Starting from the idea that, as wind blew scent along, it would diffuse outward and mix with the surrounding air, creating what we call a “scent plume:”
If you look at how the scent gradually decreases with downwind distance, there's a very subtle change that would be incredibly difficult to detect.
But wait; folks working with smoke in wind tunnels have found out that that old picture of a scent plume is vastly oversimplified. In reality, as the scent mixes with surrounding air, it does it turbulently. Think of how, if you stir a black coffee and then drip cream in, it doesn't mix evenly. Stronger chunks of cream remain visible for a while. Same thing with cigarette smoke, or a smokestack. The real scent plume looks like this (and note you can see a much better drawing, for which I wasn't able to get reprint rights, in this paper):
So even though I had the correct picture in my head of a filamentous scent plume, with really strong chunks of smell interspersed with increasingly large voids, I wasn't putting it all together: dogs don't have to detect subtle scent gradients — or at least not that subtle — because such gradients essentially don't exist in nature. All the pups need to do is detect the transition from no smell to strong smell and back, as it sweeps past: and for that, a different signal in each nostril actually does provide important information.

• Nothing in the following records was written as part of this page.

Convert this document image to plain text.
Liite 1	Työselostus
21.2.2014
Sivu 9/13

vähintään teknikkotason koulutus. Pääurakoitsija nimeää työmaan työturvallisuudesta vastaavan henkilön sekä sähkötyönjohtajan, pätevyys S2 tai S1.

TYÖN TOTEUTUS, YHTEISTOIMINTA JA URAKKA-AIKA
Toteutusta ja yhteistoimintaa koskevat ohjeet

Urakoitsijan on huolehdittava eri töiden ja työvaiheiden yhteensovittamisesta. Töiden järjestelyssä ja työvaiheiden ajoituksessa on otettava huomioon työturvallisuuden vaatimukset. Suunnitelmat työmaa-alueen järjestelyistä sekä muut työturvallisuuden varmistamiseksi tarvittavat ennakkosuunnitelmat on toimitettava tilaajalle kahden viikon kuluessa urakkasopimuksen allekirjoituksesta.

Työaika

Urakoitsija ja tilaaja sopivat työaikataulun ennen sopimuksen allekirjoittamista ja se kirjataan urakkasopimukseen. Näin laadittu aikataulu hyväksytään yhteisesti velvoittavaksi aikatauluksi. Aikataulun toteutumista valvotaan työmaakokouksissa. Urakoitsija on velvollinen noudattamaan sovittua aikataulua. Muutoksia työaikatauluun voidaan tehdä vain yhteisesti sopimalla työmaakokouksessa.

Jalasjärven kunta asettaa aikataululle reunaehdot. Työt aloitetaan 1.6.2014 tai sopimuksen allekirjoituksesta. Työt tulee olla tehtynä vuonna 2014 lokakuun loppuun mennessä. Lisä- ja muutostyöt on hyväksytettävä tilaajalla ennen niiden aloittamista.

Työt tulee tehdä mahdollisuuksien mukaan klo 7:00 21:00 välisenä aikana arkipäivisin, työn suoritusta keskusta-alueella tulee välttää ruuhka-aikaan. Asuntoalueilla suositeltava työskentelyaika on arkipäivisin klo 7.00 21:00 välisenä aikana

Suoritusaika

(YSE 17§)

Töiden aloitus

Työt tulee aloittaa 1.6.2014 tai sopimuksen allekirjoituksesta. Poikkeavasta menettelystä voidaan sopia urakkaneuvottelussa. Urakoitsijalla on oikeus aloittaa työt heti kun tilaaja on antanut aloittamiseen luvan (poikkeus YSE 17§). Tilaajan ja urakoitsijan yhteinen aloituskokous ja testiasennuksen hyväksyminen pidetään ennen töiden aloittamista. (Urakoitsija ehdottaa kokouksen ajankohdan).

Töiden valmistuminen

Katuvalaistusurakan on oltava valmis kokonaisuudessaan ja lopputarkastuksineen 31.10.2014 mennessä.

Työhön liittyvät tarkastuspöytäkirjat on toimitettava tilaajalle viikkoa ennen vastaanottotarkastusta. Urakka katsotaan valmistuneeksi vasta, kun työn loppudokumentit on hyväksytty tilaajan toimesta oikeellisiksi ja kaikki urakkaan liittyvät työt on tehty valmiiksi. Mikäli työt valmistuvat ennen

'Course, it's not as simple as turning toward the stronger scent, like you would in the “old” scent plume. If a filament has just swept by you, that would be the wrong direction. But by checking which nostril got the smell when, and what direction the wind was blowing from, you can develop a more involved strategy, something like the ones seen in insects and birds and fish — and unless my own, humble and as-yet-anecdotal observations are way off base, search-and-rescue dogs as well.
For the flies, that signal-to-noise problem still stands. But at least, finally, I think I may be on track to “doing it right.”